Если верить мистеру Дарвину, то люди спустились именно из безвременной пестроты лесного полога, и именно лесные корни выпивали досуха человеческие тела после их смерти, возвращая жизненные соли в доисторические кроны, поднимая в золотых клетках лифтов, сделанных из смолы. Парки, эдемские лоскуты темно-оливкового цвета среди твидовых зубов жилых рядов, были форпостами изумрудной эпохи, лужицами дикой природы, оставшимися после отступившего океана, который однажды вспенится у городского пляжа, заглушит его трамваи и шарманки набегающим шуршанием. Снежок раздул ноздри, пытаясь уловить в фабричной вони настоящего запах будущего, которое наступит через полмиллиона лет.

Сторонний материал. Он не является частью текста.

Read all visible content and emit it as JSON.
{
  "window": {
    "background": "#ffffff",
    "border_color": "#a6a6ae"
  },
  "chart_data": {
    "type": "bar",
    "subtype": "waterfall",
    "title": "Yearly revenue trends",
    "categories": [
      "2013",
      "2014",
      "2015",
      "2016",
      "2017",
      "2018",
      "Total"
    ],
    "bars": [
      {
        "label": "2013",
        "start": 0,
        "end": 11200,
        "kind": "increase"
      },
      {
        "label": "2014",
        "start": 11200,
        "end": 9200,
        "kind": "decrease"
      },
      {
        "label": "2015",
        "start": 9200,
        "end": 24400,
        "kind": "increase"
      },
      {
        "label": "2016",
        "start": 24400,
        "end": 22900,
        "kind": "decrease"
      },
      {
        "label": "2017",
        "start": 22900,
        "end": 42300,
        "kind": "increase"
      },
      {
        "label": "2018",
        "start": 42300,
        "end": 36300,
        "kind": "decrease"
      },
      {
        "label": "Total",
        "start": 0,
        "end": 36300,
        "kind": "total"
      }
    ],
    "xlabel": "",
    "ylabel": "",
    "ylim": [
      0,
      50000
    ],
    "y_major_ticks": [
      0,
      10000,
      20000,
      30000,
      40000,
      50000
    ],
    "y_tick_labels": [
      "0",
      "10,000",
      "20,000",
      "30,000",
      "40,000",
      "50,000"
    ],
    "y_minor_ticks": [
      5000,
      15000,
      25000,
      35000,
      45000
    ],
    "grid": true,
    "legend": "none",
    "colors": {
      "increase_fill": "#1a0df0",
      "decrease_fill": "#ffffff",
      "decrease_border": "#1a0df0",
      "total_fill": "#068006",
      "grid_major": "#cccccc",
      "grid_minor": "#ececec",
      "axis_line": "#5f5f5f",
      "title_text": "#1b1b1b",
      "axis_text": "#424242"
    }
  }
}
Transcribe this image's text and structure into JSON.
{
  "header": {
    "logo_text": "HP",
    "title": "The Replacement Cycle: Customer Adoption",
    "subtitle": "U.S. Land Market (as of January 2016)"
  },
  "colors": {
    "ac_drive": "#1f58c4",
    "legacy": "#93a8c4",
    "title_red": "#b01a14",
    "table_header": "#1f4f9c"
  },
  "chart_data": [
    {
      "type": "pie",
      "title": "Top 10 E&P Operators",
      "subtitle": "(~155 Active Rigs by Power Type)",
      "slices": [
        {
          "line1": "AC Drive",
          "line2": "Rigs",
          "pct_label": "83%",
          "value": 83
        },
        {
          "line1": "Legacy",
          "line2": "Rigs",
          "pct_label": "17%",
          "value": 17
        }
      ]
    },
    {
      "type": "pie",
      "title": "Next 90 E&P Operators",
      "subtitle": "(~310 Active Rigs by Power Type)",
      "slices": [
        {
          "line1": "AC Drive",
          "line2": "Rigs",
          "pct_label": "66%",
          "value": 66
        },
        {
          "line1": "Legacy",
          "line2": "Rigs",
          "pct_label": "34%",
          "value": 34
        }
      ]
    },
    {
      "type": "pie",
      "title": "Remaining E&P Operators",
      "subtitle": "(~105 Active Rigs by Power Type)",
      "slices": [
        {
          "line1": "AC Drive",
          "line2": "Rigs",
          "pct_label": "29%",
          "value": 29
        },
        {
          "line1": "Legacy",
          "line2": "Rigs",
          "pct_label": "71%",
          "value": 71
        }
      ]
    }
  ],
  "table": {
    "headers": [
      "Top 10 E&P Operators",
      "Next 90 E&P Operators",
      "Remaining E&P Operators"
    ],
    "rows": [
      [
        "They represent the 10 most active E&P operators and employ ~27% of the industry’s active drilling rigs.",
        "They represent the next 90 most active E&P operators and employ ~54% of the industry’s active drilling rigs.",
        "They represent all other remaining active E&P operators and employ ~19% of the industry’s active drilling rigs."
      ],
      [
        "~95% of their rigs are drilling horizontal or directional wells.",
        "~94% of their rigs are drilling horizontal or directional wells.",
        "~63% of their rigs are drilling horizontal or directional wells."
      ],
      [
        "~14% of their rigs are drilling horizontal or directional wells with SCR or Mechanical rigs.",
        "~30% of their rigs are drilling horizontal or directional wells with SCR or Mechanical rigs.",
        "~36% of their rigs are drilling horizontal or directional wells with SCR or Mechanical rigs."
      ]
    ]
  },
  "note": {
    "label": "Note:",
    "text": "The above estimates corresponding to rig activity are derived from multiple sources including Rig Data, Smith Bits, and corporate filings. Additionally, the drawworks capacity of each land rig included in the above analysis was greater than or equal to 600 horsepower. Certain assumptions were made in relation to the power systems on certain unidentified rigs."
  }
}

Когда население Лондона исчезнет, изничтоженное каким-нибудь еще не родившимся Наполеоном, самым долговечным завоевателем города быстро окажется буддлея, так казалось Снежку. Из шепчущих мраморных берегов и расползшихся помоек взорвутся белыми рассыпчатыми языками цветов благоуханные кусты – там, где Юлий Агрикола поднял всего горстку трепещущих штандартов, а королева Боудикка – лишь огненную бурю.